Refined 3D Object Localization with Monocular Camera using Depth Estimation and Geometric Refinement
Abstract
Accurate 3D object localization is a fundamental requirement for applications in industrial robotics, augmented reality, and autonomous navigation. While traditional multi-view systems are precise, their hardware complexity and cost limit widespread adoption. Monocular vision offers a cost-effective alternative but struggles with the inherent challenge of inferring depth from a 2D image, often leading to significant localization errors. This paper presents a novel methodology that overcomes these limitations, achieving high-precision 3D localization using only a single camera. Our proposed framework integrates three synergistic stages.

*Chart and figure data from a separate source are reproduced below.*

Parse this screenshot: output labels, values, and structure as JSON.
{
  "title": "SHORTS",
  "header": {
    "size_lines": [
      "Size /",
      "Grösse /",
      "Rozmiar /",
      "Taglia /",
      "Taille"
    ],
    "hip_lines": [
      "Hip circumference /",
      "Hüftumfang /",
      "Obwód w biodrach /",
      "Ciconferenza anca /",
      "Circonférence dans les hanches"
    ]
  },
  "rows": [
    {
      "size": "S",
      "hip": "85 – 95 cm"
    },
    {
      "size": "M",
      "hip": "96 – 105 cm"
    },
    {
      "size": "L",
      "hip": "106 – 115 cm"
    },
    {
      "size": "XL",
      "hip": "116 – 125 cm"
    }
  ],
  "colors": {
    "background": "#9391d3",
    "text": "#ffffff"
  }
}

First, a camera calibration process using a checkerboard pattern corrects lens distortion and establishes a real-world metric coordinate system. Second, we employ the YOLOv8 model for real-time 2D object detection and the ZoeDepth network to generate a dense depth map from the monocular input. To mitigate spatial inaccuracies that arise when objects are positioned off-center, we introduce a geometric object position refinement technique. This method adjusts the object’s center based on its projected image coordinates and depth information. Experimental results demonstrate the superiority of our approach, which achieves an average position error of just 4.6mm. This represents a significant 59.29% improvement in localization accuracy compared to using the standalone YOLOv8 detector, showcasing our method's effectiveness for robust 3D localization.